Son una pieza esencial a la hora de iniciar la marcha. Los retrovisores de un coche, diferenciados entre exteriores e interiores, otorgan al conductor una visión fundamental de la zona trasera del vehículo, cuyo estado es esencial conocer a la hora de, por ejemplo, efectuar un adelantamiento o cambio de carril.

Para circular, la DGT obliga a llevar en óptimas condiciones dos retrovisores. El interior, situado en la parte central del cristal delantero, y uno de los dos exteriores, concretamente el izquierdo. En caso de tener roto o deteriorado el retrovisor derecho, la ley deja a elección del conductor la decisión de circular o acudir a un taller para su reparación.

Siempre, antes de poner en marcha el motor del vehículo, es fundamental revisar la colocación de los retrovisores, con el fin de que estos cumplan su objetivo: otorgar la mejor visión trasera y lateral al conductor. Una correcta colocación favorecerá una conducción mejor, fluida y relajada. Pero, ¿cómo conseguirlo?
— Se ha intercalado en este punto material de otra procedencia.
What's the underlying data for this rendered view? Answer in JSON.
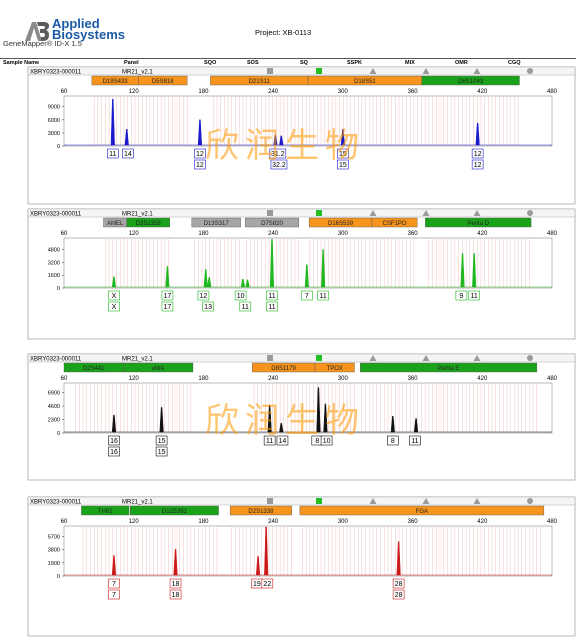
{
  "header": {
    "brand_line1": "Applied",
    "brand_line2": "Biosystems",
    "software": "GeneMapper® ID-X  1.5",
    "project": "Project: XB-0113"
  },
  "columns": [
    "Sample Name",
    "Panel",
    "SQO",
    "SOS",
    "SQ",
    "SSPK",
    "MIX",
    "OMR",
    "CGQ"
  ],
  "watermark": "欣润生物",
  "colors": {
    "blue": "#1a1acc",
    "green": "#1fb81f",
    "black": "#111111",
    "red": "#cc1a1a",
    "marker_orange": "#f7941d",
    "marker_green": "#1aa31a",
    "marker_gray": "#a6a6a6"
  },
  "panels": [
    {
      "sample": "XBRY0323-000011",
      "panel": "MR21_v2.1",
      "dye": "blue",
      "indicators": [
        {
          "shape": "square",
          "color": "gray"
        },
        {
          "shape": "square",
          "color": "green"
        },
        {
          "shape": "triangle",
          "color": "gray"
        },
        {
          "shape": "triangle",
          "color": "gray"
        },
        {
          "shape": "triangle",
          "color": "gray"
        },
        {
          "shape": "circle",
          "color": "gray"
        }
      ],
      "markers": [
        {
          "name": "D19S433",
          "start": 84,
          "end": 124,
          "color": "orange"
        },
        {
          "name": "D5S818",
          "start": 124,
          "end": 166,
          "color": "orange"
        },
        {
          "name": "D21S11",
          "start": 186,
          "end": 270,
          "color": "orange"
        },
        {
          "name": "D18S51",
          "start": 270,
          "end": 368,
          "color": "orange"
        },
        {
          "name": "D6S1043",
          "start": 368,
          "end": 452,
          "color": "green"
        }
      ],
      "x_ticks": [
        60,
        120,
        180,
        240,
        300,
        360,
        420,
        480
      ],
      "y_ticks": [
        0,
        3000,
        6000,
        9000
      ],
      "y_max": 11000,
      "peaks": [
        {
          "x": 102,
          "h": 10500
        },
        {
          "x": 114,
          "h": 3600
        },
        {
          "x": 177,
          "h": 5800
        },
        {
          "x": 242,
          "h": 2200
        },
        {
          "x": 247,
          "h": 2100
        },
        {
          "x": 300,
          "h": 3600
        },
        {
          "x": 416,
          "h": 5000
        }
      ],
      "calls": [
        {
          "x": 102,
          "row": 1,
          "label": "11"
        },
        {
          "x": 115,
          "row": 1,
          "label": "14"
        },
        {
          "x": 177,
          "row": 1,
          "label": "12"
        },
        {
          "x": 177,
          "row": 2,
          "label": "12"
        },
        {
          "x": 244,
          "row": 1,
          "label": "31.2"
        },
        {
          "x": 245,
          "row": 2,
          "label": "32.2"
        },
        {
          "x": 300,
          "row": 1,
          "label": "15"
        },
        {
          "x": 300,
          "row": 2,
          "label": "15"
        },
        {
          "x": 416,
          "row": 1,
          "label": "12"
        },
        {
          "x": 416,
          "row": 2,
          "label": "12"
        }
      ]
    },
    {
      "sample": "XBRY0323-000011",
      "panel": "MR21_v2.1",
      "dye": "green",
      "indicators": [
        {
          "shape": "square",
          "color": "gray"
        },
        {
          "shape": "square",
          "color": "green"
        },
        {
          "shape": "triangle",
          "color": "gray"
        },
        {
          "shape": "triangle",
          "color": "gray"
        },
        {
          "shape": "triangle",
          "color": "gray"
        },
        {
          "shape": "circle",
          "color": "gray"
        }
      ],
      "markers": [
        {
          "name": "AMEL",
          "start": 94,
          "end": 114,
          "color": "gray"
        },
        {
          "name": "D3S1358",
          "start": 114,
          "end": 151,
          "color": "green"
        },
        {
          "name": "D13S317",
          "start": 170,
          "end": 212,
          "color": "gray"
        },
        {
          "name": "D7S820",
          "start": 216,
          "end": 262,
          "color": "gray"
        },
        {
          "name": "D16S539",
          "start": 271,
          "end": 325,
          "color": "orange"
        },
        {
          "name": "CSF1PO",
          "start": 325,
          "end": 364,
          "color": "orange"
        },
        {
          "name": "Penta D",
          "start": 371,
          "end": 462,
          "color": "green"
        }
      ],
      "x_ticks": [
        60,
        120,
        180,
        240,
        300,
        360,
        420,
        480
      ],
      "y_ticks": [
        0,
        1600,
        3200,
        4800
      ],
      "y_max": 6000,
      "peaks": [
        {
          "x": 103,
          "h": 1300
        },
        {
          "x": 149,
          "h": 2600
        },
        {
          "x": 182,
          "h": 2200
        },
        {
          "x": 185,
          "h": 1200
        },
        {
          "x": 214,
          "h": 1000
        },
        {
          "x": 218,
          "h": 900
        },
        {
          "x": 239,
          "h": 6000
        },
        {
          "x": 269,
          "h": 2800
        },
        {
          "x": 283,
          "h": 4700
        },
        {
          "x": 403,
          "h": 4200
        },
        {
          "x": 413,
          "h": 4200
        }
      ],
      "calls": [
        {
          "x": 103,
          "row": 1,
          "label": "X"
        },
        {
          "x": 103,
          "row": 2,
          "label": "X"
        },
        {
          "x": 149,
          "row": 1,
          "label": "17"
        },
        {
          "x": 149,
          "row": 2,
          "label": "17"
        },
        {
          "x": 180,
          "row": 1,
          "label": "12"
        },
        {
          "x": 184,
          "row": 2,
          "label": "13"
        },
        {
          "x": 212,
          "row": 1,
          "label": "10"
        },
        {
          "x": 216,
          "row": 2,
          "label": "11"
        },
        {
          "x": 239,
          "row": 1,
          "label": "11"
        },
        {
          "x": 239,
          "row": 2,
          "label": "11"
        },
        {
          "x": 269,
          "row": 1,
          "label": "7"
        },
        {
          "x": 283,
          "row": 1,
          "label": "11"
        },
        {
          "x": 402,
          "row": 1,
          "label": "9"
        },
        {
          "x": 413,
          "row": 1,
          "label": "11"
        }
      ]
    },
    {
      "sample": "XBRY0323-000011",
      "panel": "MR21_v2.1",
      "dye": "black",
      "indicators": [
        {
          "shape": "square",
          "color": "gray"
        },
        {
          "shape": "square",
          "color": "green"
        },
        {
          "shape": "triangle",
          "color": "gray"
        },
        {
          "shape": "triangle",
          "color": "gray"
        },
        {
          "shape": "triangle",
          "color": "gray"
        },
        {
          "shape": "circle",
          "color": "gray"
        }
      ],
      "markers": [
        {
          "name": "D2S441",
          "start": 60,
          "end": 111,
          "color": "green"
        },
        {
          "name": "vWA",
          "start": 111,
          "end": 171,
          "color": "green"
        },
        {
          "name": "D8S1179",
          "start": 222,
          "end": 276,
          "color": "orange"
        },
        {
          "name": "TPOX",
          "start": 276,
          "end": 310,
          "color": "orange"
        },
        {
          "name": "Penta E",
          "start": 315,
          "end": 467,
          "color": "green"
        }
      ],
      "x_ticks": [
        60,
        120,
        180,
        240,
        300,
        360,
        420,
        480
      ],
      "y_ticks": [
        0,
        2300,
        4600,
        6900
      ],
      "y_max": 8200,
      "peaks": [
        {
          "x": 103,
          "h": 2900
        },
        {
          "x": 144,
          "h": 4200
        },
        {
          "x": 237,
          "h": 4600
        },
        {
          "x": 247,
          "h": 1500
        },
        {
          "x": 279,
          "h": 7600
        },
        {
          "x": 285,
          "h": 4800
        },
        {
          "x": 343,
          "h": 2700
        },
        {
          "x": 363,
          "h": 2300
        }
      ],
      "calls": [
        {
          "x": 103,
          "row": 1,
          "label": "16"
        },
        {
          "x": 103,
          "row": 2,
          "label": "16"
        },
        {
          "x": 144,
          "row": 1,
          "label": "15"
        },
        {
          "x": 144,
          "row": 2,
          "label": "15"
        },
        {
          "x": 237,
          "row": 1,
          "label": "11"
        },
        {
          "x": 248,
          "row": 1,
          "label": "14"
        },
        {
          "x": 278,
          "row": 1,
          "label": "8"
        },
        {
          "x": 286,
          "row": 1,
          "label": "10"
        },
        {
          "x": 343,
          "row": 1,
          "label": "8"
        },
        {
          "x": 362,
          "row": 1,
          "label": "11"
        }
      ]
    },
    {
      "sample": "XBRY0323-000011",
      "panel": "MR21_v2.1",
      "dye": "red",
      "indicators": [
        {
          "shape": "square",
          "color": "gray"
        },
        {
          "shape": "square",
          "color": "green"
        },
        {
          "shape": "triangle",
          "color": "gray"
        },
        {
          "shape": "triangle",
          "color": "gray"
        },
        {
          "shape": "triangle",
          "color": "gray"
        },
        {
          "shape": "circle",
          "color": "gray"
        }
      ],
      "markers": [
        {
          "name": "TH01",
          "start": 75,
          "end": 116,
          "color": "green"
        },
        {
          "name": "D12S391",
          "start": 117,
          "end": 193,
          "color": "green"
        },
        {
          "name": "D2S1338",
          "start": 203,
          "end": 256,
          "color": "orange"
        },
        {
          "name": "FGA",
          "start": 263,
          "end": 473,
          "color": "orange"
        }
      ],
      "x_ticks": [
        60,
        120,
        180,
        240,
        300,
        360,
        420,
        480
      ],
      "y_ticks": [
        0,
        1900,
        3800,
        5700
      ],
      "y_max": 6900,
      "peaks": [
        {
          "x": 103,
          "h": 2800
        },
        {
          "x": 156,
          "h": 3700
        },
        {
          "x": 227,
          "h": 2700
        },
        {
          "x": 234,
          "h": 6900
        },
        {
          "x": 348,
          "h": 4800
        }
      ],
      "calls": [
        {
          "x": 103,
          "row": 1,
          "label": "7"
        },
        {
          "x": 103,
          "row": 2,
          "label": "7"
        },
        {
          "x": 156,
          "row": 1,
          "label": "18"
        },
        {
          "x": 156,
          "row": 2,
          "label": "18"
        },
        {
          "x": 226,
          "row": 1,
          "label": "19"
        },
        {
          "x": 235,
          "row": 1,
          "label": "22"
        },
        {
          "x": 348,
          "row": 1,
          "label": "28"
        },
        {
          "x": 348,
          "row": 2,
          "label": "28"
        }
      ]
    }
  ]
}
Además de revisar los retrovisores antes de arrancar, el asiento es otro de los elementos que debes ajustar en relación con los retrovisores. Con la espalda totalmente apoyada en el respaldo, la visión hacia los espejos debe ser completa, permitiendo al mismo tiempo que el pie izquierdo llegue sin problemas hasta el pedal del embrague.

El espejo interior debe situarse centrado con la luna trasera del vehículo. Gracias a él, podremos observar qué ocurre inmediatamente detrás de nuestro coche.

Uno de los grandes enemigos de los retrovisores del coche son los ángulos muertos. Ese espacio lateral del vehículo donde el conductor no posee ninguna visión a través de los espejos retrovisores, que se produce cuando el vehículo se sitúa en el espacio de visión máximo que posee un humano y el ángulo que permiten los propios retrovisores. Una situación especialmente crítica que se puede acentuar cuando deseamos efectuar un cambio de carril.

Para tratar de evitarlo al máximo posible, abre la visión de los retrovisores lo máximo posible, hasta que veas lo menos posible de la propia carrocería de tu vehículo.

Además, para tratar de contrarrestarlo, también puedes sustituir tu retrovisor actual por uno con un mayor campo de visión. Un informe de la Comisión Europea advierte que un 56% de los accidentes que sufrieron ciclistas o motoristas fueron debidos al giro lateral derecho de un vehículo pesado y un 40% de ellos se podrían haber evitado con un espejo de estas características.